This blog entry focuses on Gulay Firatli, a Politics and International Relations student, who reflects on the experiences of completing an extended research project whilst studying at the Foundation Centre.
As a former Foundation Centre student I would like to share my extended research project experience with prospective students, my peers, staff, and for those curious about what the foundation year and extended project module are like.
I remember the anxious glances I exchanged with a few other friends that I was sharing the table with when we were first introduced to the project at the end of the first semester. I cannot lie that it was frightening at first. I was supposed to write 5,000 words in total about a topic that I must decide on my own. That was a gigantic amount for me. I thought that I was not ready. But how could I feel that I was ready? It was only the first term that I ever had experience at a university level institution and time was flying by without me noticing; I was not aware of the progress I had already made in the first term.
So, the first task was to come up with a topic and narrow it down. My progression route is Politics and International Relations, therefore I was interested in doing research about international organisations. I surfed the web finding information on various International Organisations and their on- going projects. After weeks of shedding cold sweat, I finally felt attached to a project about the UN Millennium Development Goals (MDGs). My original idea was to examine Russia according to the MDGs. I thought that it might be compelling to research: a discussion which examines the social and economic progress of Russia according to the Millennium Development Goals after the dissolution of the Soviet Union, a communist state. I did some research about what the MDGs aim to achieve and I realised that I enjoyed working and reading around this subject. However, as I read more, something else attracted my attention, a very contemporary question: are the targets of the MDGs realistic and attainable by 2015? This controversial question, I decided, would be more interesting to research. I wanted to find my own position on the matter because this project of the UN is being carried out by all under-developed and developing countries of the world which broadened my topic considerably.

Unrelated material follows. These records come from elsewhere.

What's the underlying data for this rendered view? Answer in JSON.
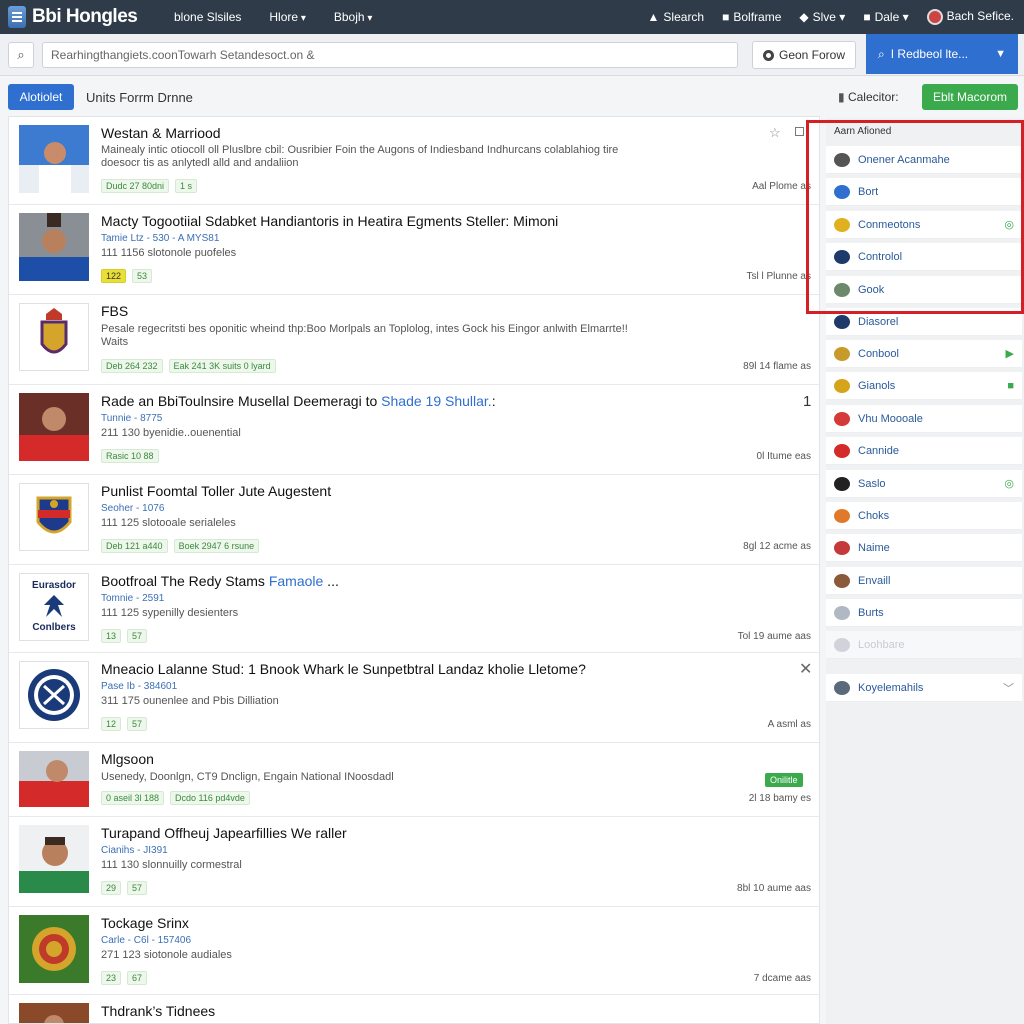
{
  "brand": {
    "name": "Bbi Hongles"
  },
  "topnav": {
    "items": [
      "blone Slsiles",
      "Hlore",
      "Bbojh"
    ]
  },
  "topright": {
    "search": "Slearch",
    "bolframe": "Bolframe",
    "slve": "Slve",
    "dale": "Dale",
    "user": "Bach Sefice."
  },
  "search": {
    "value": "Rearhingthangiets.coonTowarh Setandesoct.on &",
    "gen_button": "Geon Forow",
    "primary": "I Redbeol lte..."
  },
  "tabs": {
    "active": "Alotiolet",
    "label": "Units Forrm Drnne",
    "calendar": "Calecitor:",
    "add_button": "Eblt Macorom"
  },
  "feed": [
    {
      "title": "Westan & Marriood",
      "lines": [
        "Mainealy intic otiocoll oll Pluslbre cbil: Ousribier Foin the Augons of Indiesband Indhurcans colablahiog tire",
        "doesocr tis as anlytedl alld and andaliion"
      ],
      "tags": [
        "Dudc 27 80dni",
        "1 s"
      ],
      "time": "Aal Plome as",
      "extras": [
        "star",
        "square"
      ]
    },
    {
      "title": "Macty Togootiial Sdabket Handiantoris in Heatira Egments Steller: Mimoni",
      "sub": "Tamie Ltz - 530 - A MYS81",
      "lines": [
        "111 1156 slotonole puofeles"
      ],
      "tags": [
        "122",
        "53"
      ],
      "time": "Tsl l Plunne as"
    },
    {
      "title": "FBS",
      "lines": [
        "Pesale regecritsti bes oponitic wheind thp:Boo Morlpals an Toplolog, intes Gock his Eingor anlwith Elmarrte!!",
        "Waits"
      ],
      "tags": [
        "Deb 264 232",
        "Eak 241 3K suits 0 lyard"
      ],
      "time": "89l 14 flame as"
    },
    {
      "title": "Rade an BbiToulnsire Musellal Deemeragi to ",
      "title_hl": "Shade 19 Shullar.",
      "title_tail": ":",
      "sub": "Tunnie - 8775",
      "lines": [
        "211 130 byenidie..ouenential"
      ],
      "tags": [
        "Rasic 10 88"
      ],
      "time": "0l Itume eas",
      "extras": [
        "one"
      ]
    },
    {
      "title": "Punlist Foomtal Toller Jute Augestent",
      "sub": "Seoher - 1076",
      "lines": [
        "111 125 slotooale serialeles"
      ],
      "tags": [
        "Deb 121 a440",
        "Boek 2947 6 rsune"
      ],
      "time": "8gl 12 acme as"
    },
    {
      "title": "Bootfroal The Redy Stams ",
      "title_hl": "Famaole",
      "title_tail": " ...",
      "sub": "Tomnie - 2591",
      "lines": [
        "111 125 sypenilly desienters"
      ],
      "tags": [
        "13",
        "57"
      ],
      "time": "Tol 19 aume aas",
      "logo_text": [
        "Eurasdor",
        "Conlbers"
      ]
    },
    {
      "title": "Mneacio Lalanne Stud: 1 Bnook Whark le Sunpetbtral Landaz kholie Lletome?",
      "sub": "Pase Ib - 384601",
      "lines": [
        "311 175 ounenlee and Pbis Dilliation"
      ],
      "tags": [
        "12",
        "57"
      ],
      "time": "A asml as",
      "extras": [
        "close"
      ]
    },
    {
      "title": "Mlgsoon",
      "lines": [
        "Usenedy, Doonlgn, CT9 Dnclign, Engain National INoosdadl"
      ],
      "tags": [
        "0 aseil 3l 188",
        "Dcdo 116 pd4vde"
      ],
      "time": "2l 18 bamy es",
      "badge": "Onilitle"
    },
    {
      "title": "Turapand Offheuj Japearfillies We raller",
      "sub": "Cianihs - JI391",
      "lines": [
        "111 130 slonnuilly cormestral"
      ],
      "tags": [
        "29",
        "57"
      ],
      "time": "8bl 10 aume aas"
    },
    {
      "title": "Tockage Srinx",
      "sub": "Carle - C6l - 157406",
      "lines": [
        "271 123 siotonole audiales"
      ],
      "tags": [
        "23",
        "67"
      ],
      "time": "7 dcame aas"
    },
    {
      "title": "Thdrank’s Tidnees",
      "lines": [],
      "tags": [],
      "time": ""
    }
  ],
  "sidebar": {
    "heading": "Aarn Afioned",
    "items": [
      {
        "label": "Onener Acanmahe",
        "icon": "avatar-icon",
        "color": "#555555"
      },
      {
        "label": "Bort",
        "icon": "b-icon",
        "color": "#2e6fd0"
      },
      {
        "label": "Conmeotons",
        "icon": "coin-icon",
        "color": "#e0b020",
        "end": "◎"
      },
      {
        "label": "Controlol",
        "icon": "chart-icon",
        "color": "#1e3a6a"
      },
      {
        "label": "Gook",
        "icon": "image-icon",
        "color": "#6b8a6b"
      },
      {
        "label": "Diasorel",
        "icon": "logo-icon",
        "color": "#1e3a6a"
      },
      {
        "label": "Conbool",
        "icon": "award-icon",
        "color": "#c79a2a",
        "end": "▶"
      },
      {
        "label": "Gianols",
        "icon": "badge-icon",
        "color": "#d4a51a",
        "end": "■"
      },
      {
        "label": "Vhu Moooale",
        "icon": "shield-icon",
        "color": "#d43a3a"
      },
      {
        "label": "Cannide",
        "icon": "circle-icon",
        "color": "#d42a2a"
      },
      {
        "label": "Saslo",
        "icon": "disc-icon",
        "color": "#222222",
        "end": "◎"
      },
      {
        "label": "Choks",
        "icon": "drumstick-icon",
        "color": "#e07a2a"
      },
      {
        "label": "Naime",
        "icon": "card-icon",
        "color": "#c43a3a"
      },
      {
        "label": "Envaill",
        "icon": "pencil-icon",
        "color": "#8a5a3a"
      },
      {
        "label": "Burts",
        "icon": "flag-icon",
        "color": "#b0b8c4"
      },
      {
        "label": "Loohbare",
        "icon": "ghost-icon",
        "color": "#d0d4da"
      },
      {
        "label": "Koyelemahils",
        "icon": "gallery-icon",
        "color": "#5a6a7a",
        "end": "﹀"
      }
    ]
  },
  "colors": {
    "topbar": "#2f3b48",
    "accent": "#2e6fd0",
    "green": "#3aaa4c",
    "highlight": "#d41f26"
  }
}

After months of note-taking and then finally deciding on my position, at last I felt that I was ready to go on and write. It was not easy. I remember writing the introduction several times and deleting it. I could not take any chances because this project was big and I really wanted to do well. But once I had established a basis in the introduction, the following parts literally flowed. My paragraphs were already planned with details of what was going to be included in each part. I felt confident while following my plan, turning my little notes in the plan into chunky paragraphs. I was confident while writing and enjoyed it deeply.
When I was done, it felt so good. I read it over and over again, editing some parts or excluding some others for a better presentation of my work. No one should ever rush on deciding the subject. You must truly be confident and interested in your topic. Otherwise, it will probably not work. The reason I believe that I was successful is because I did not rush. The researching and note taking part was much more involved than writing the 5,000 words.
The most important thing I can say about the extended project is that it mirrors you: it’s about you and your ideas. I am so happy that I had this chance to experience working and learn on my own. I was not only challenged by the Foundation Centre but I also had the opportunity to deploy what I was taught for the whole year in the project. I believe that I have acquired a foundation that prepared me well, both in psychological and educational terms.